Dieser Klub blieb Béla Kuns Sonderschmerz. Einige Tage vor seiner Verhaftung, im Laufe des Februars, wäre Béla Kun, als einer, den der Schlaf flieht und der ein leidenschaftlicher Nachtschwärmer ist, gar zu gerne in den Klub hinaufgegangen. Er war hinausgeworfen worden, ganz kurz und bündig, als Nichtmitglied, als einer, der nicht dorthin gehört, also ein Fremder ist. Dieser Zwischenfall muß den Diktator sehr geschmerzt haben, denn den Journalisten fragte er jetzt, was wohl der und der mit Namen bezeichnete Kollege, eben der, der ihn damals hinausgeworfen hatte, zu seinem jetzigen Erfolge sagen würde. Dann fraß er fort … Die einmonatige Haft, die Revolutionsnacht, die geschichtliche Wendung hatten ihm guten Appetit gemacht.

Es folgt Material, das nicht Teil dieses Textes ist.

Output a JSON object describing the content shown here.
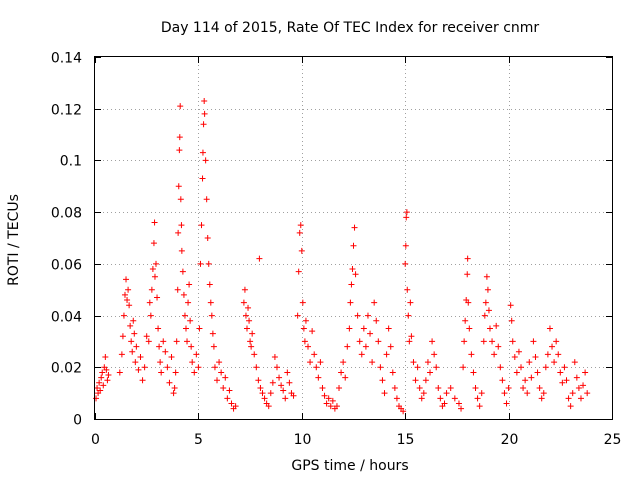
{
  "chart_data": {
    "type": "scatter",
    "title": "Day 114 of 2015, Rate Of TEC Index for receiver cnmr",
    "xlabel": "GPS time / hours",
    "ylabel": "ROTI / TECUs",
    "xlim": [
      0,
      25
    ],
    "ylim": [
      0,
      0.14
    ],
    "xticks": [
      0,
      5,
      10,
      15,
      20,
      25
    ],
    "yticks": [
      0,
      0.02,
      0.04,
      0.06,
      0.08,
      0.1,
      0.12,
      0.14
    ],
    "ytick_labels": [
      "0",
      "0.02",
      "0.04",
      "0.06",
      "0.08",
      "0.1",
      "0.12",
      "0.14"
    ],
    "grid": true,
    "marker": "+",
    "color": "#ff0000",
    "series": [
      {
        "name": "ROTI",
        "points": [
          [
            0.05,
            0.008
          ],
          [
            0.1,
            0.012
          ],
          [
            0.15,
            0.01
          ],
          [
            0.2,
            0.014
          ],
          [
            0.25,
            0.011
          ],
          [
            0.3,
            0.016
          ],
          [
            0.35,
            0.018
          ],
          [
            0.4,
            0.013
          ],
          [
            0.45,
            0.02
          ],
          [
            0.5,
            0.024
          ],
          [
            0.55,
            0.019
          ],
          [
            0.6,
            0.015
          ],
          [
            0.65,
            0.017
          ],
          [
            1.2,
            0.018
          ],
          [
            1.3,
            0.025
          ],
          [
            1.35,
            0.032
          ],
          [
            1.4,
            0.04
          ],
          [
            1.45,
            0.048
          ],
          [
            1.5,
            0.054
          ],
          [
            1.55,
            0.046
          ],
          [
            1.6,
            0.05
          ],
          [
            1.65,
            0.044
          ],
          [
            1.7,
            0.036
          ],
          [
            1.75,
            0.03
          ],
          [
            1.8,
            0.026
          ],
          [
            1.85,
            0.038
          ],
          [
            1.9,
            0.033
          ],
          [
            1.95,
            0.022
          ],
          [
            2.0,
            0.028
          ],
          [
            2.1,
            0.019
          ],
          [
            2.2,
            0.024
          ],
          [
            2.3,
            0.015
          ],
          [
            2.4,
            0.02
          ],
          [
            2.5,
            0.032
          ],
          [
            2.6,
            0.03
          ],
          [
            2.65,
            0.045
          ],
          [
            2.7,
            0.04
          ],
          [
            2.75,
            0.05
          ],
          [
            2.8,
            0.058
          ],
          [
            2.85,
            0.068
          ],
          [
            2.88,
            0.076
          ],
          [
            2.9,
            0.055
          ],
          [
            2.95,
            0.06
          ],
          [
            3.0,
            0.047
          ],
          [
            3.05,
            0.035
          ],
          [
            3.1,
            0.028
          ],
          [
            3.15,
            0.022
          ],
          [
            3.2,
            0.018
          ],
          [
            3.3,
            0.03
          ],
          [
            3.4,
            0.026
          ],
          [
            3.5,
            0.02
          ],
          [
            3.6,
            0.014
          ],
          [
            3.7,
            0.024
          ],
          [
            3.8,
            0.01
          ],
          [
            3.85,
            0.012
          ],
          [
            3.9,
            0.018
          ],
          [
            3.95,
            0.03
          ],
          [
            4.0,
            0.05
          ],
          [
            4.02,
            0.072
          ],
          [
            4.05,
            0.09
          ],
          [
            4.08,
            0.104
          ],
          [
            4.1,
            0.109
          ],
          [
            4.12,
            0.121
          ],
          [
            4.15,
            0.085
          ],
          [
            4.18,
            0.075
          ],
          [
            4.2,
            0.065
          ],
          [
            4.25,
            0.057
          ],
          [
            4.3,
            0.048
          ],
          [
            4.35,
            0.04
          ],
          [
            4.4,
            0.035
          ],
          [
            4.45,
            0.03
          ],
          [
            4.5,
            0.045
          ],
          [
            4.55,
            0.052
          ],
          [
            4.6,
            0.038
          ],
          [
            4.65,
            0.028
          ],
          [
            4.7,
            0.022
          ],
          [
            4.8,
            0.018
          ],
          [
            4.9,
            0.025
          ],
          [
            5.0,
            0.02
          ],
          [
            5.05,
            0.035
          ],
          [
            5.1,
            0.06
          ],
          [
            5.15,
            0.075
          ],
          [
            5.2,
            0.093
          ],
          [
            5.22,
            0.103
          ],
          [
            5.25,
            0.114
          ],
          [
            5.28,
            0.123
          ],
          [
            5.3,
            0.118
          ],
          [
            5.35,
            0.1
          ],
          [
            5.4,
            0.085
          ],
          [
            5.45,
            0.07
          ],
          [
            5.5,
            0.06
          ],
          [
            5.55,
            0.052
          ],
          [
            5.6,
            0.045
          ],
          [
            5.65,
            0.04
          ],
          [
            5.7,
            0.033
          ],
          [
            5.75,
            0.028
          ],
          [
            5.8,
            0.02
          ],
          [
            5.9,
            0.015
          ],
          [
            6.0,
            0.022
          ],
          [
            6.1,
            0.018
          ],
          [
            6.2,
            0.012
          ],
          [
            6.3,
            0.016
          ],
          [
            6.4,
            0.008
          ],
          [
            6.5,
            0.011
          ],
          [
            6.6,
            0.006
          ],
          [
            6.7,
            0.004
          ],
          [
            6.8,
            0.005
          ],
          [
            7.2,
            0.045
          ],
          [
            7.25,
            0.05
          ],
          [
            7.3,
            0.04
          ],
          [
            7.35,
            0.035
          ],
          [
            7.4,
            0.043
          ],
          [
            7.45,
            0.038
          ],
          [
            7.5,
            0.03
          ],
          [
            7.55,
            0.028
          ],
          [
            7.6,
            0.033
          ],
          [
            7.7,
            0.025
          ],
          [
            7.8,
            0.02
          ],
          [
            7.9,
            0.015
          ],
          [
            7.95,
            0.062
          ],
          [
            8.0,
            0.012
          ],
          [
            8.1,
            0.01
          ],
          [
            8.2,
            0.008
          ],
          [
            8.3,
            0.006
          ],
          [
            8.4,
            0.005
          ],
          [
            8.5,
            0.01
          ],
          [
            8.6,
            0.014
          ],
          [
            8.7,
            0.024
          ],
          [
            8.8,
            0.02
          ],
          [
            8.9,
            0.016
          ],
          [
            9.0,
            0.013
          ],
          [
            9.1,
            0.011
          ],
          [
            9.2,
            0.008
          ],
          [
            9.3,
            0.018
          ],
          [
            9.4,
            0.014
          ],
          [
            9.5,
            0.01
          ],
          [
            9.6,
            0.009
          ],
          [
            9.8,
            0.04
          ],
          [
            9.85,
            0.057
          ],
          [
            9.9,
            0.072
          ],
          [
            9.95,
            0.075
          ],
          [
            10.0,
            0.065
          ],
          [
            10.05,
            0.045
          ],
          [
            10.1,
            0.035
          ],
          [
            10.15,
            0.03
          ],
          [
            10.2,
            0.038
          ],
          [
            10.3,
            0.028
          ],
          [
            10.4,
            0.022
          ],
          [
            10.5,
            0.034
          ],
          [
            10.6,
            0.025
          ],
          [
            10.7,
            0.02
          ],
          [
            10.8,
            0.016
          ],
          [
            10.9,
            0.022
          ],
          [
            11.0,
            0.012
          ],
          [
            11.1,
            0.009
          ],
          [
            11.2,
            0.006
          ],
          [
            11.3,
            0.008
          ],
          [
            11.4,
            0.005
          ],
          [
            11.5,
            0.007
          ],
          [
            11.6,
            0.004
          ],
          [
            11.7,
            0.005
          ],
          [
            11.8,
            0.012
          ],
          [
            11.9,
            0.018
          ],
          [
            12.0,
            0.022
          ],
          [
            12.1,
            0.016
          ],
          [
            12.2,
            0.028
          ],
          [
            12.3,
            0.035
          ],
          [
            12.35,
            0.045
          ],
          [
            12.4,
            0.052
          ],
          [
            12.45,
            0.058
          ],
          [
            12.5,
            0.067
          ],
          [
            12.55,
            0.074
          ],
          [
            12.6,
            0.056
          ],
          [
            12.7,
            0.04
          ],
          [
            12.8,
            0.03
          ],
          [
            12.9,
            0.025
          ],
          [
            13.0,
            0.035
          ],
          [
            13.1,
            0.028
          ],
          [
            13.2,
            0.04
          ],
          [
            13.3,
            0.033
          ],
          [
            13.4,
            0.022
          ],
          [
            13.5,
            0.045
          ],
          [
            13.6,
            0.038
          ],
          [
            13.7,
            0.03
          ],
          [
            13.8,
            0.02
          ],
          [
            13.9,
            0.015
          ],
          [
            14.0,
            0.01
          ],
          [
            14.1,
            0.025
          ],
          [
            14.2,
            0.035
          ],
          [
            14.3,
            0.028
          ],
          [
            14.4,
            0.018
          ],
          [
            14.5,
            0.012
          ],
          [
            14.6,
            0.008
          ],
          [
            14.7,
            0.005
          ],
          [
            14.8,
            0.004
          ],
          [
            14.9,
            0.003
          ],
          [
            15.0,
            0.06
          ],
          [
            15.03,
            0.067
          ],
          [
            15.05,
            0.078
          ],
          [
            15.08,
            0.08
          ],
          [
            15.1,
            0.05
          ],
          [
            15.15,
            0.04
          ],
          [
            15.2,
            0.03
          ],
          [
            15.25,
            0.045
          ],
          [
            15.3,
            0.032
          ],
          [
            15.4,
            0.022
          ],
          [
            15.5,
            0.015
          ],
          [
            15.6,
            0.02
          ],
          [
            15.7,
            0.012
          ],
          [
            15.8,
            0.008
          ],
          [
            15.9,
            0.01
          ],
          [
            16.0,
            0.015
          ],
          [
            16.1,
            0.022
          ],
          [
            16.2,
            0.018
          ],
          [
            16.3,
            0.03
          ],
          [
            16.4,
            0.025
          ],
          [
            16.5,
            0.02
          ],
          [
            16.6,
            0.012
          ],
          [
            16.7,
            0.008
          ],
          [
            16.8,
            0.005
          ],
          [
            16.9,
            0.006
          ],
          [
            17.0,
            0.01
          ],
          [
            17.2,
            0.012
          ],
          [
            17.4,
            0.008
          ],
          [
            17.6,
            0.006
          ],
          [
            17.7,
            0.004
          ],
          [
            17.8,
            0.02
          ],
          [
            17.85,
            0.03
          ],
          [
            17.9,
            0.038
          ],
          [
            17.95,
            0.046
          ],
          [
            18.0,
            0.056
          ],
          [
            18.02,
            0.062
          ],
          [
            18.05,
            0.045
          ],
          [
            18.1,
            0.035
          ],
          [
            18.2,
            0.025
          ],
          [
            18.3,
            0.018
          ],
          [
            18.4,
            0.012
          ],
          [
            18.5,
            0.008
          ],
          [
            18.6,
            0.005
          ],
          [
            18.7,
            0.01
          ],
          [
            18.8,
            0.03
          ],
          [
            18.85,
            0.04
          ],
          [
            18.9,
            0.045
          ],
          [
            18.95,
            0.055
          ],
          [
            19.0,
            0.05
          ],
          [
            19.05,
            0.042
          ],
          [
            19.1,
            0.035
          ],
          [
            19.2,
            0.03
          ],
          [
            19.3,
            0.025
          ],
          [
            19.4,
            0.036
          ],
          [
            19.5,
            0.028
          ],
          [
            19.6,
            0.02
          ],
          [
            19.7,
            0.015
          ],
          [
            19.8,
            0.01
          ],
          [
            19.9,
            0.006
          ],
          [
            20.0,
            0.012
          ],
          [
            20.1,
            0.044
          ],
          [
            20.15,
            0.038
          ],
          [
            20.2,
            0.03
          ],
          [
            20.3,
            0.024
          ],
          [
            20.4,
            0.018
          ],
          [
            20.5,
            0.026
          ],
          [
            20.6,
            0.02
          ],
          [
            20.7,
            0.012
          ],
          [
            20.8,
            0.015
          ],
          [
            20.9,
            0.01
          ],
          [
            21.0,
            0.022
          ],
          [
            21.1,
            0.016
          ],
          [
            21.2,
            0.03
          ],
          [
            21.3,
            0.024
          ],
          [
            21.4,
            0.018
          ],
          [
            21.5,
            0.012
          ],
          [
            21.6,
            0.008
          ],
          [
            21.7,
            0.01
          ],
          [
            21.8,
            0.02
          ],
          [
            21.9,
            0.025
          ],
          [
            22.0,
            0.035
          ],
          [
            22.1,
            0.028
          ],
          [
            22.2,
            0.022
          ],
          [
            22.3,
            0.03
          ],
          [
            22.4,
            0.025
          ],
          [
            22.5,
            0.018
          ],
          [
            22.6,
            0.014
          ],
          [
            22.7,
            0.02
          ],
          [
            22.8,
            0.015
          ],
          [
            22.9,
            0.008
          ],
          [
            23.0,
            0.005
          ],
          [
            23.1,
            0.01
          ],
          [
            23.2,
            0.022
          ],
          [
            23.3,
            0.016
          ],
          [
            23.4,
            0.012
          ],
          [
            23.5,
            0.008
          ],
          [
            23.6,
            0.013
          ],
          [
            23.7,
            0.018
          ],
          [
            23.8,
            0.01
          ]
        ]
      }
    ]
  }
}
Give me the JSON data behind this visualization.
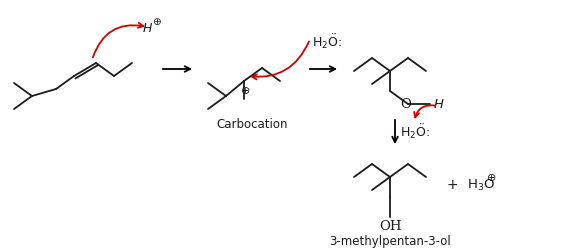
{
  "bg_color": "#ffffff",
  "line_color": "#1a1a1a",
  "arrow_color": "#cc0000",
  "text_color": "#1a1a1a",
  "carbocation_label": "Carbocation",
  "product_label": "3-methylpentan-3-ol",
  "plus_symbol": "⊕",
  "figsize": [
    5.76,
    2.53
  ],
  "dpi": 100
}
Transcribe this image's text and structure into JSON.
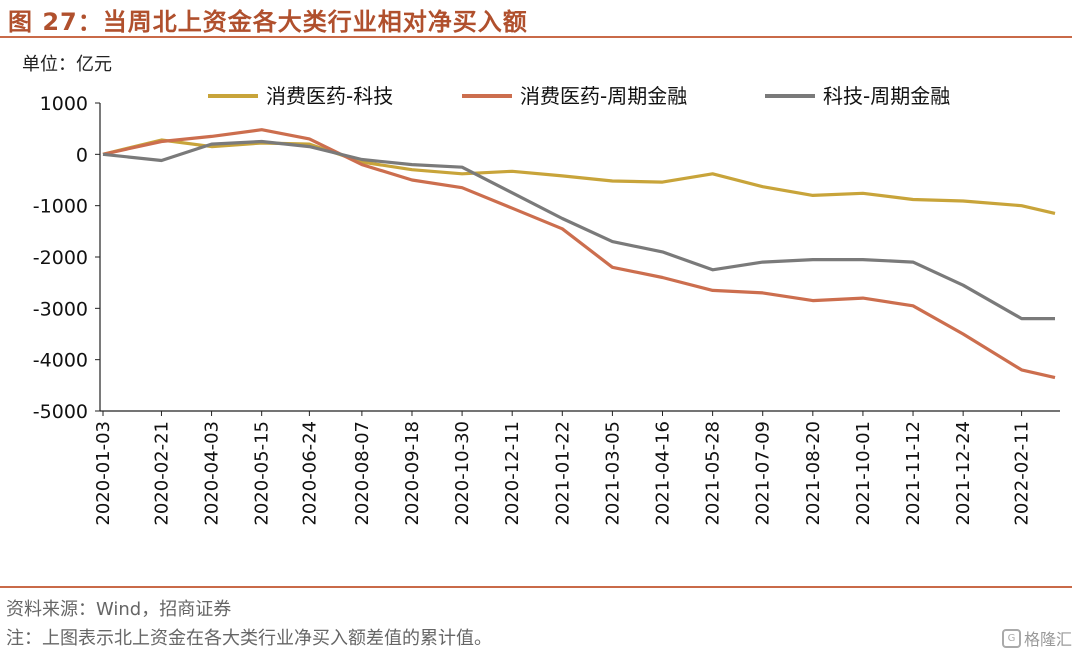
{
  "figure": {
    "title": "图 27：当周北上资金各大类行业相对净买入额",
    "unit": "单位：亿元",
    "source": "资料来源：Wind，招商证券",
    "footnote": "注：上图表示北上资金在各大类行业净买入额差值的累计值。",
    "watermark": "格隆汇",
    "watermark_icon": "G"
  },
  "chart_data": {
    "type": "line",
    "title": "",
    "xlabel": "",
    "ylabel": "单位：亿元",
    "ylim": [
      -5000,
      1000
    ],
    "yticks": [
      1000,
      0,
      -1000,
      -2000,
      -3000,
      -4000,
      -5000
    ],
    "grid": false,
    "legend_position": "top",
    "xticks": [
      "2020-01-03",
      "2020-02-21",
      "2020-04-03",
      "2020-05-15",
      "2020-06-24",
      "2020-08-07",
      "2020-09-18",
      "2020-10-30",
      "2020-12-11",
      "2021-01-22",
      "2021-03-05",
      "2021-04-16",
      "2021-05-28",
      "2021-07-09",
      "2021-08-20",
      "2021-10-01",
      "2021-11-12",
      "2021-12-24",
      "2022-02-11"
    ],
    "x": [
      "2020-01-03",
      "2020-02-21",
      "2020-04-03",
      "2020-05-15",
      "2020-06-24",
      "2020-08-07",
      "2020-09-18",
      "2020-10-30",
      "2020-12-11",
      "2021-01-22",
      "2021-03-05",
      "2021-04-16",
      "2021-05-28",
      "2021-07-09",
      "2021-08-20",
      "2021-10-01",
      "2021-11-12",
      "2021-12-24",
      "2022-02-11",
      "2022-03-11"
    ],
    "series": [
      {
        "name": "消费医药-科技",
        "color": "#c8a43a",
        "values": [
          0,
          280,
          150,
          220,
          200,
          -150,
          -300,
          -380,
          -330,
          -420,
          -520,
          -540,
          -380,
          -630,
          -800,
          -760,
          -880,
          -910,
          -1000,
          -1150
        ]
      },
      {
        "name": "消费医药-周期金融",
        "color": "#cc6e4e",
        "values": [
          0,
          250,
          350,
          480,
          300,
          -200,
          -500,
          -650,
          -1050,
          -1450,
          -2200,
          -2400,
          -2650,
          -2700,
          -2850,
          -2800,
          -2950,
          -3500,
          -4200,
          -4350
        ]
      },
      {
        "name": "科技-周期金融",
        "color": "#7a7a7a",
        "values": [
          0,
          -120,
          200,
          250,
          150,
          -100,
          -200,
          -250,
          -750,
          -1250,
          -1700,
          -1900,
          -2250,
          -2100,
          -2050,
          -2050,
          -2100,
          -2550,
          -3200,
          -3200
        ]
      }
    ]
  }
}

»Sagen Sie nur, Genosse«, fragte er mit vollgestopftem Munde schmatzend, »waren Sie gestern im Otthon-Klub?«

Er biß ein großes Stück Roastbeef entzwei, und weil das Fleisch faserig war und nicht so schnell nachgab, riß er daran zwischen den Zähnen mit den Fingern und begann dann mit dem kleinen Finger der rechten Hand rückwärts im Munde herumzubohren. Endlich gelang es ihm, den Roastbeef durchzubeißen. Es war ein dickes Stück, fast noch rohes Fleisch, und von seinen Mundwinkeln rann nur so das Blut herab.